Sitemle söylenerek dış kapıyı açmaya gittim. Ardı ardına zile basmaya devam ediyorlardı.
Jane!
"Bekle." Elimi kapı kulpuna atıp kendime doğru çekince gördüğüm kişiyle birlikte başımdan aşağıya buz gibi bir soğuk su dökülmüş gibi hissetmiştim.
"Justin.""Breathe be-" elimle onu durdurdum.
"Lanet cümleni tamamlama ve siktir git." Kolumdan tutup içeri girmeye çalıştığında göğsünden itip ondan kurtulmayı başardım. Fakat ne yazık ki içeri girmiş kapıyı kilitlemişti.

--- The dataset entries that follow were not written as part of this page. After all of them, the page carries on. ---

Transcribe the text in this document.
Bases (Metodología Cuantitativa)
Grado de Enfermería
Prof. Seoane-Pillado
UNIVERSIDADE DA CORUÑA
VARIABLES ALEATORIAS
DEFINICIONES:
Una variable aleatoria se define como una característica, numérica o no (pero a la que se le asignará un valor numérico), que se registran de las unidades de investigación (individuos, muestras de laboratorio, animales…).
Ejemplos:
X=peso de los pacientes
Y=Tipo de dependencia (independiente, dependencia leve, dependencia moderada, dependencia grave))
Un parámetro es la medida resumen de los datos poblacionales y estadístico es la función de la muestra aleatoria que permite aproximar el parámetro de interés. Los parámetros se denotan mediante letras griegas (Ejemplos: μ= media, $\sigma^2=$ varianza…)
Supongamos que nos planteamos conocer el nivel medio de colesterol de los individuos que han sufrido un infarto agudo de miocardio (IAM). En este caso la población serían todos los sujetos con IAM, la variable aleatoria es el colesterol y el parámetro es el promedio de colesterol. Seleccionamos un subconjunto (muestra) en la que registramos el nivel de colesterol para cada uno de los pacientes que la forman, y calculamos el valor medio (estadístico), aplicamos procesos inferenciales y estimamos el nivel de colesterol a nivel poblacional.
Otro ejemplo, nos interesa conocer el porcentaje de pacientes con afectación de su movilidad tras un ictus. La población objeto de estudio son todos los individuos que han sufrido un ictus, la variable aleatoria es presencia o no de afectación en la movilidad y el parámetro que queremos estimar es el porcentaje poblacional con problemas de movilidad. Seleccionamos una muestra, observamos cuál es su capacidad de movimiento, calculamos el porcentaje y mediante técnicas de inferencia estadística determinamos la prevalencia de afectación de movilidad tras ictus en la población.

"Beni dinlemek zorundasın." Kafamı iki yana sallayıp ondan olabildiğince uzaklaşmaya başladım.
"Sesini duymak istemiyorum! Sana tahammül edemiyorum!"
"Beni dinleyeceksin!"
"Kapa çeneni!" Gözlerimin kan çanağı olduğuna yemin edebilirdim. İşaret parmağımı ona doğrulttum. "Sakın, sakın bir daha bana emir vermeye kalkma!"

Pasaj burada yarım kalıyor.